Pictures and report from our field trip to the Alexandria Library on September 13th, 2003 .

September 13, 2003, meeting of The Imperial St. Landry Genealogical and Historical  Society consisted of a field trip to The Alexandria Genealogical Library in Alexandria. A group of the Society members traveled by car, leaving Opelousas at 8:30 on Saturday morning, and arriving in Alexandria as the Library opened its doors at 10:00. 

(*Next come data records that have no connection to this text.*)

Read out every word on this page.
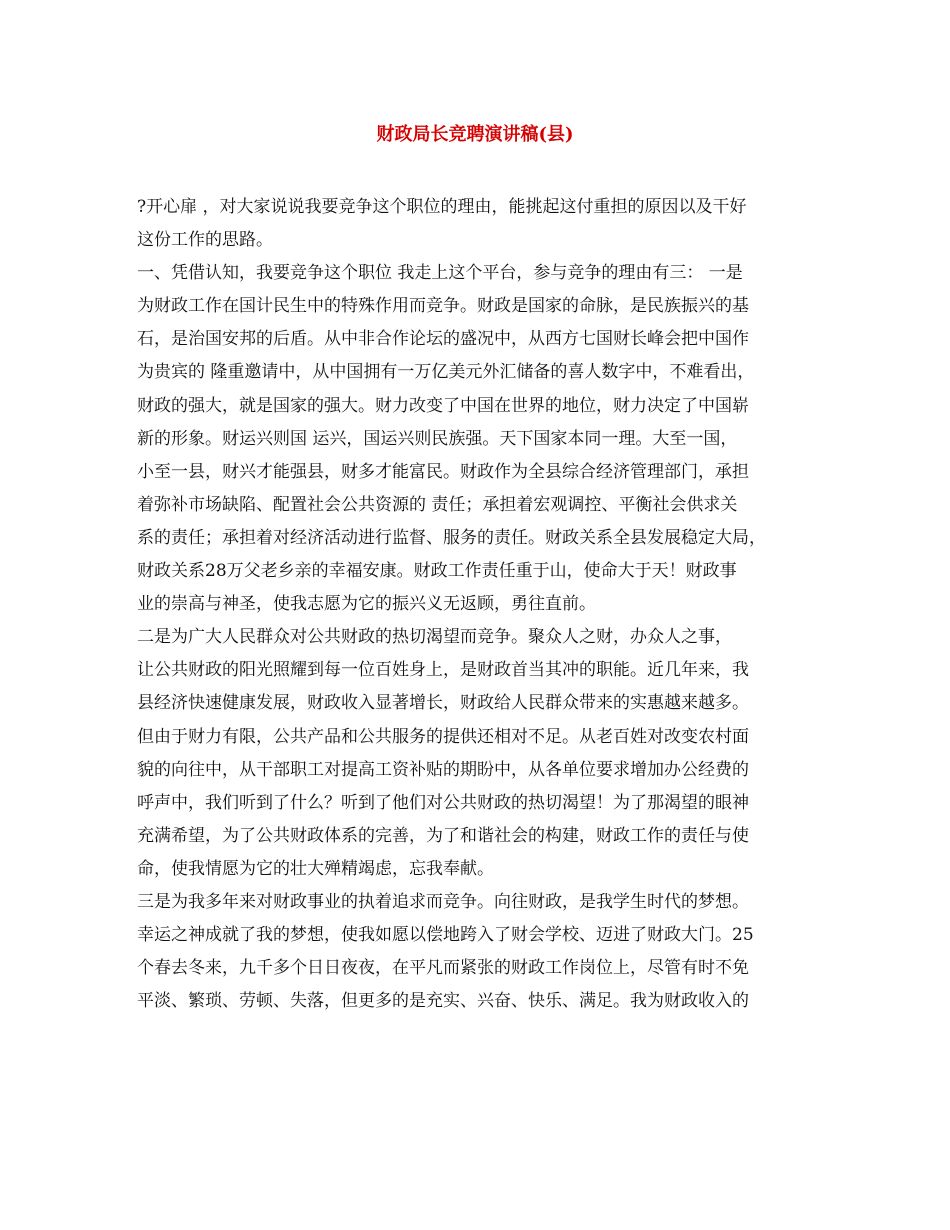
财政局长竞聘演讲稿(县)
?开心扉 ，对大家说说我要竞争这个职位的理由，能挑起这付重担的原因以及干好
这份工作的思路。
一、凭借认知，我要竞争这个职位 我走上这个平台，参与竞争的理由有三： 一是
为财政工作在国计民生中的特殊作用而竞争。财政是国家的命脉，是民族振兴的基
石，是治国安邦的后盾。从中非合作论坛的盛况中，从西方七国财长峰会把中国作
为贵宾的 隆重邀请中，从中国拥有一万亿美元外汇储备的喜人数字中，不难看出，
财政的强大，就是国家的强大。财力改变了中国在世界的地位，财力决定了中国崭
新的形象。财运兴则国 运兴，国运兴则民族强。天下国家本同一理。大至一国，
小至一县，财兴才能强县，财多才能富民。财政作为全县综合经济管理部门，承担
着弥补市场缺陷、配置社会公共资源的 责任；承担着宏观调控、平衡社会供求关
系的责任；承担着对经济活动进行监督、服务的责任。财政关系全县发展稳定大局，
财政关系28万父老乡亲的幸福安康。财政工作责任重于山，使命大于天！财政事
业的崇高与神圣，使我志愿为它的振兴义无返顾，勇往直前。
二是为广大人民群众对公共财政的热切渴望而竞争。聚众人之财，办众人之事，
让公共财政的阳光照耀到每一位百姓身上，是财政首当其冲的职能。近几年来，我
县经济快速健康发展，财政收入显著增长，财政给人民群众带来的实惠越来越多。
但由于财力有限，公共产品和公共服务的提供还相对不足。从老百姓对改变农村面
貌的向往中，从干部职工对提高工资补贴的期盼中，从各单位要求增加办公经费的
呼声中，我们听到了什么？听到了他们对公共财政的热切渴望！为了那渴望的眼神
充满希望，为了公共财政体系的完善，为了和谐社会的构建，财政工作的责任与使
命，使我情愿为它的壮大殚精竭虑，忘我奉献。
三是为我多年来对财政事业的执着追求而竞争。向往财政，是我学生时代的梦想。
幸运之神成就了我的梦想，使我如愿以偿地跨入了财会学校、迈进了财政大门。25
个春去冬来，九千多个日日夜夜，在平凡而紧张的财政工作岗位上，尽管有时不免
平淡、繁琐、劳顿、失落，但更多的是充实、兴奋、快乐、满足。我为财政收入的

The building was erected in 1907, funded by a $10,000 grant from Pittsburgh philanthropist, Andrew Carnegie, with matching funds provided by area businessman, S. S. Bryan.  It operated as a public library until the City of Alexandria erected a new, more modern facility.

 

In 1971, the Alexandria City council adopted a resolution in which the former public library building was named “The Alexandria Historical and Genealogical Library and Museum”.  Restored as a Bicentennial project, the building was placed on the National Register of Historic Places in January of 1989.  It now houses many genealogical and historical resources, some of which are usually not found except in much larger libraries.

 

Society members took advantage of the opportunity to make use of the many genealogical materials offered by the library, such as copies of Louisiana Colonial records from the Spanish Archives in Madrid.  Members were amazed by the unique collection of maps from around the world, as well as maps of central Louisiana communities and plantations of the past 300 years.

 

Members searching for information on French Canadian ancestors found a wide variety of resource materials, as did those looking for ancestors of Anglo, Dutch, German and African heritage.  They found a mass of materials from the Atlantic states, especially Virginia,North and South Carolina, New York and New Jersey.

 

The library has an extensive collection of American Census microfilms, miscellaneous microfiche and CDs, in addition to the large book and map collections.  Numerous microfilm/fiche readers and printers were available, as well as computers for searching the CDs, or for Internet surfing.  There are copiers for making printouts of desired articles.

 

Sufficient and spacious workspace easily accommodated the local group of 15 Genealogy Society members.  Various materials are well laid out and layout charts were available to assist in searching the shelves.

             A picnic lunch, eaten on the steps of the historic building, was enjoyed by all.